Analytical Sensitivity: ~99%
Infants and Young Children (<2 years of age): 2-3 ml
Children > 2 years of age to 10 years old: 3-5 ml
Older Children & Adults: 5-10 ml
Autopsy: 2-3 ml unclotted cord or cardiac blood
Orangene™ Saliva Collection Kit used according to manufacturer instructions. Please contact EGL for a Saliva Collection Kit for patients that cannot provide a blood sample.
Isolation using the Perkin Elmer™Chemagen™ Chemagen™ Automated Extraction method or Qiagen™ Puregene kit for DNA extraction is recommended.

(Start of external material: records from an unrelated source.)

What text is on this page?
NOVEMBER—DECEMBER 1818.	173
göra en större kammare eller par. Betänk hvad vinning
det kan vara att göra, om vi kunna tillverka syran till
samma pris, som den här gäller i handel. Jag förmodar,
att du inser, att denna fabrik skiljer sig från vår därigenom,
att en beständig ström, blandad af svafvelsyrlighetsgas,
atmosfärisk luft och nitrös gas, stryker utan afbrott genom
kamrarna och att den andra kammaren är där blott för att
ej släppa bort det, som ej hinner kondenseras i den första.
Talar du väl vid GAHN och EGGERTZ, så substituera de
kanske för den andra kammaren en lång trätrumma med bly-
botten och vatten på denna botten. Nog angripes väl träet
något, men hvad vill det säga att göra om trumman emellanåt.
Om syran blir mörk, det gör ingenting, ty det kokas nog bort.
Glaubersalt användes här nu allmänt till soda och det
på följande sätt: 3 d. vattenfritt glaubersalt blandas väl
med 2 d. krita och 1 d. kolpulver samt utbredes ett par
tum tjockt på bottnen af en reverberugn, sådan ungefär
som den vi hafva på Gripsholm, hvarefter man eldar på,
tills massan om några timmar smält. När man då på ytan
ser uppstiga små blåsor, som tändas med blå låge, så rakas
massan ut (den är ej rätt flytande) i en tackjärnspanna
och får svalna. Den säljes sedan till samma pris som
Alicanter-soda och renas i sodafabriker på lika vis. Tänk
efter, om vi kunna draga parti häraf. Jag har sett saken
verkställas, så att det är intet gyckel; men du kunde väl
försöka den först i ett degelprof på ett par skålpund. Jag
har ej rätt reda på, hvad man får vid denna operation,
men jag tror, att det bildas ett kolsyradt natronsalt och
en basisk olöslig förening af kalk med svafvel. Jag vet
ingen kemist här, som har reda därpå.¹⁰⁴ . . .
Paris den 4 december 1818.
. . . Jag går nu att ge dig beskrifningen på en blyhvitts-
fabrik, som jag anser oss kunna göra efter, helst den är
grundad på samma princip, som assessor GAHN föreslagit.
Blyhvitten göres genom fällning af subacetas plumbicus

Submit copies of diagnostic biochemical test results with the sample, if appropriate. Contact the laboratory if further information is needed.
Sequence analysis is required before deletion/duplication analysis by targeted CGH array. If sequencing is performed outside of EGL Genetics, please submit a copy of the sequencing report with the test requisition.
- Deletion/duplication analysis of the FKTN gene by CGH array is available for those individuals in whom sequence analysis is negative.
- Familial mutation testing is available to family members if mutations are identified by targeted mutation testing or sequencing analysis.
- Prenatal testing is available to couples who are confirmed carriers of mutations. Please contact the laboratory genetic counselor to discuss appropriate testing prior to collecting a prenatal specimen.